El partido falangista llamó a una huelga general para el jueves y anunció que los funerales del diputado se celebrarán el viernes.
La explosión tuvo lugar aparentemente cerca de la residencia del ex presidente falangista Amin Gemayel, cuyo hijo, el ministro de Industria Pierre Gemayel, murió abatido a balazos el 21 de noviembre de 2006.
El pasado mes de junio, otro diputado cristiano, Walid Eido, murió en otro atentado con coche bomba en Beirut que también acabó con la vida de nueve personas.
"Nunca he visto en mi vida un régimen tan cobarde como el régimen (del presidente sirio) Bachar al Assad", declaró el jefe de la mayoría, Saad Hariri, hijo del ex primer ministro cuya muerte despertó una oleada de indignación en 2005.
El primer ministro libanés Fuad Siniora, que condenó el atentado en un comunicado, dirigió un mensaje al secretario general de la ONU, Ban Ki-moon, pidiéndole que la comisión de investigación internacional sobre el asesinato de Rafic Hariri analice también "el crimen contra el diputado Antoine Ghanem".
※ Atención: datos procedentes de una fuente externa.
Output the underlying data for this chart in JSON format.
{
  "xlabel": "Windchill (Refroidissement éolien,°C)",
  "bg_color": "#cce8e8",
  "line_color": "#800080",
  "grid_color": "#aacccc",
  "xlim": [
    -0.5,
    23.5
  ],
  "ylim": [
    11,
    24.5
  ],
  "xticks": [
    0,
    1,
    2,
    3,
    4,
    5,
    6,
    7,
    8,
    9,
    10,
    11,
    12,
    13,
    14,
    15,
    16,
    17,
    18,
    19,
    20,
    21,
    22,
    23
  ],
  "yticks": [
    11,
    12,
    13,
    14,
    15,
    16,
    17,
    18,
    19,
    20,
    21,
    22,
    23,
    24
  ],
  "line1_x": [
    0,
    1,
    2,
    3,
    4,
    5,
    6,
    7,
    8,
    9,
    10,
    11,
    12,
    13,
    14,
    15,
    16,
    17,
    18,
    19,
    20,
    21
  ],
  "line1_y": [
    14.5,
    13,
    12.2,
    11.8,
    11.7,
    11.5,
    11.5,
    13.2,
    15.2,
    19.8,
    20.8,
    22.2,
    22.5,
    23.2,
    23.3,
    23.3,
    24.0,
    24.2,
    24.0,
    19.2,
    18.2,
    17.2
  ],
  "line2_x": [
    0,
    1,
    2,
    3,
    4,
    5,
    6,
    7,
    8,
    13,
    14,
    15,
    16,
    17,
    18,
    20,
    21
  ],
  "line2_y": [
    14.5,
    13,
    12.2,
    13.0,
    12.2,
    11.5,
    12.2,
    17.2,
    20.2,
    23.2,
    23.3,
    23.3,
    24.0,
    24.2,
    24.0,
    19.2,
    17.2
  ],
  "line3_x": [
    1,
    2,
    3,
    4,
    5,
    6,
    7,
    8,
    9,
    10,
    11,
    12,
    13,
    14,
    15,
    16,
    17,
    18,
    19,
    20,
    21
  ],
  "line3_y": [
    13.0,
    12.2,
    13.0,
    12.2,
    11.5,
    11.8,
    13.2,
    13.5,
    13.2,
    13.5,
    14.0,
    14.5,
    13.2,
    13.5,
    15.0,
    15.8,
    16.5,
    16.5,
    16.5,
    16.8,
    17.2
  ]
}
Por su parte, desde Nueva York Ban Ki-moon condenó enérgicamente el "brutal asesinato". El secretario general de la ONU "condena enérgicamente este atentado terrorista", que no tiene otro fin que "desestabilizar Líbano y es inaceptable", declaró su portavoz, Michele Montas.
También la secretaria de Estado norteamericana, Condoleezza Rice, se declaró "entristecida" por el atentado, del que acusó indirectamente a Siria.
Este atentado "representa un nuevo episodio de la campaña terrorista llevada a cabo por los que quieren volver atrás en el progreso democrático duramente logrado por Líbano", consideró la jefa de la diplomacia estadounidense, de visita en Jerusalén.
Desde la muerte de Hariri, cuyo asesinato fue unánimemente atribuido a Siria y obligó a su gobierno a retirar sus tropas de Líbano, el país vive sometido a un implacable oleada de violencia.
La crisis política libanesa se agravó cuando las fuerzas prosirias opositoras, lideradas por el movimiento chiita Hezbolá, retiraron a seis ministros del gobierno en noviembre pasado.
Según analistas, un fracaso político para elegir a un candidato presidencial consensuado la próxima semana podría provocar un vacío de poder o incluso la proclamación de dos gobiernos, una peligrosa situación que recuerda los años de la guerra civil que desangró al país entre 1975 y 1990.